Les Miserables was an epic film of an epic musical based on an epic novel. I was nervous to see it for a few reasons: 1) I had read ad nauseum on Facebook how much everyone loved or hated it. 2) Les Mis is so iconic in the musical theatre world that it’s often overdone, easy to make fun of, and ridiculous. 3) I didn’t actually know the story or music terribly well. (I know, for shame!) But despite all my reservations, I was hooked from the first scene and was really very moved. The acting was phenomenal. I will admit to being skeptical about Anne Hathaway. She’s bugged me in everything I’ve seen her in. Until now. “I Dreamed a Dream” was heart wrenching. Hugh Jackman can do no wrong. And yes, please, by all means argue that “Bring Him Home” should use falsetto. True though it may be, I don’t care. I think that singing only has the power to mar a performance if the acting isn’t brilliant. And clearly that was not the case. The Thenardiers were disgusting and amazing, Marius was a dream, and Russell Crowe was just fine. I can’t believe it’s taken this long to make a movie musical with live singing and I hope not a single other is made recorded. This film did the iconic music and the epic story proud.

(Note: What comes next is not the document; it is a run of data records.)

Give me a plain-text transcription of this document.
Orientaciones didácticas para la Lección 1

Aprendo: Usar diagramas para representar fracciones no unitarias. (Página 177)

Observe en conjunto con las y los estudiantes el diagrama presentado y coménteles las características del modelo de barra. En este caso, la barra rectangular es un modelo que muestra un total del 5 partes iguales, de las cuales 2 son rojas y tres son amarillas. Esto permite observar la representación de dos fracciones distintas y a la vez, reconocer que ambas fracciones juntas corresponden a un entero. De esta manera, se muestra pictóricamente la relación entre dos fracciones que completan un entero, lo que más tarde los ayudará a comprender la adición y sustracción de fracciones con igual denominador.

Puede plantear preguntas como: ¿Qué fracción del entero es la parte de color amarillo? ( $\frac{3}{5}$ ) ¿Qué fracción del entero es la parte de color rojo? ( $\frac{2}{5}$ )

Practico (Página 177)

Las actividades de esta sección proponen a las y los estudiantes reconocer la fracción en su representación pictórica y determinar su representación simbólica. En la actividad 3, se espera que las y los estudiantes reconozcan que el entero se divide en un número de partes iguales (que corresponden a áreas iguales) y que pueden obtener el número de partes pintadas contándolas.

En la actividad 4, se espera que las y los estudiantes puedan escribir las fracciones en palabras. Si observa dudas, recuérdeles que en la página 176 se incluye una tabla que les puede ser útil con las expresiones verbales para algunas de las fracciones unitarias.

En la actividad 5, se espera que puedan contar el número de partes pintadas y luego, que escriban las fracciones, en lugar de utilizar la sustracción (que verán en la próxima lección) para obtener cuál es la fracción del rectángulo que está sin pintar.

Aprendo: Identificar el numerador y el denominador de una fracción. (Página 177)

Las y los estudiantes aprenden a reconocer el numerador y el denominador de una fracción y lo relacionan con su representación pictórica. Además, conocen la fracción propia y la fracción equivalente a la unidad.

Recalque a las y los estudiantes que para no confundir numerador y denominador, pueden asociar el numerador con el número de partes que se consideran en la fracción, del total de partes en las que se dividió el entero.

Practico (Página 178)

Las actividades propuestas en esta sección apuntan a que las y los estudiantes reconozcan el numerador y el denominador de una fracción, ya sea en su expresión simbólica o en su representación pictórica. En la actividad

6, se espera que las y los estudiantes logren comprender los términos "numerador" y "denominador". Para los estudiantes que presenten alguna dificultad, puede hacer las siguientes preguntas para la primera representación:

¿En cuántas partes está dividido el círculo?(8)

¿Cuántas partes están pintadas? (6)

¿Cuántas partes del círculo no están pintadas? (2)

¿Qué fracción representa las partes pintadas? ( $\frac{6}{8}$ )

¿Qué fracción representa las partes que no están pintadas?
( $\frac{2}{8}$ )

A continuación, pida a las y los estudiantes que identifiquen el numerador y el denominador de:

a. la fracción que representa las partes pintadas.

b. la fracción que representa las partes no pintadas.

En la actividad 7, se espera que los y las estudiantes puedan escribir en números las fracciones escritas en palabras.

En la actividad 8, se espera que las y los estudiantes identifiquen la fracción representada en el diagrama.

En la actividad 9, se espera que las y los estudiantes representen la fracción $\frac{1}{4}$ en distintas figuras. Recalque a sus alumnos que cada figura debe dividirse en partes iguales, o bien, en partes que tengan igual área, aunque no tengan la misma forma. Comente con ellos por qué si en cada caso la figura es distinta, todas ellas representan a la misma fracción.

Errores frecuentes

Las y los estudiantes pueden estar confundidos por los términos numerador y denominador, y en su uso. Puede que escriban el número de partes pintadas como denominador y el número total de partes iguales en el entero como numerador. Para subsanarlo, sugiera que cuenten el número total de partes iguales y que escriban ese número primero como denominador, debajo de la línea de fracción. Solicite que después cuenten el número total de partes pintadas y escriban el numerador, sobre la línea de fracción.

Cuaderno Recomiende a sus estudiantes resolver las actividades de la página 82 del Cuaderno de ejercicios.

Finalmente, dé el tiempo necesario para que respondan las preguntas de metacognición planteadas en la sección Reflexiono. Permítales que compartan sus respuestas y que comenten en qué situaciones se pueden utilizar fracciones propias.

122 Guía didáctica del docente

Hyde Park on Hudson was about the skeazy, weird love life of FDR. Terrific performance by Bill Murray. I think the lessons learned were: historical figures held in high esteem were still just human beings with gross flaws, and early feminism may have looked liked being okay with being one of many mistresses and just keeping your mouth shut about it because you like it. And Eleanor Roosevelt was a bad ass.

Lincoln. Oh, Daniel Day Lewis. Is there any actor better than you? Are you really the same man who gave the milkshake speech in There Will Be Blood? This movie was brilliant and compelling. The history came to life, the politics were fascinating, and seeing it in DC was extra special. Maybe in another 150 years a similar movie will be made about Obama and marriage equality and I’ll be proud to have been on the right side of history.

Zero Dark Thirty was so utterly captivating and terrifying that I absolutely have to see it again, and read every story and article I can find about the real-life operation. It’s sort of surreal to watch a movie about an event that happened so recently, and while it’s not 100% factual, it somehow makes real this world – this CIA intelligence world that I know nothing about. Yet. And the fact that Kathryn Bigelow wasn’t nominated for an Oscar for Best Director discounts the entire category. She is brave and brilliant.

So for whatever it’s worth, there’s my two cents. And that’s a wrap.

Inaugural post.

2013. The year the Mayans never saw coming. The year Barack Obama becomes the first black man to serve a second term as President. The year Nicki and Eric get married. And the year I write more.

Welcome to my new blog.

I have no idea what I’ll write about, but it’ll probably be something like: how grad school is hard, how grad school is fun, cupcake successes and failures, how weirdly consistent it is to get the double-honk/whistle from utility workers in DC, how I want to have a slumber party with Tina Fey and Lena Dunham, how I miss Utah sometimes, awesome theatre that I see, terrible theatre that I see, babes I meet, dorks I meet, how not supporting the arts will ruin us, and probably a lot about food.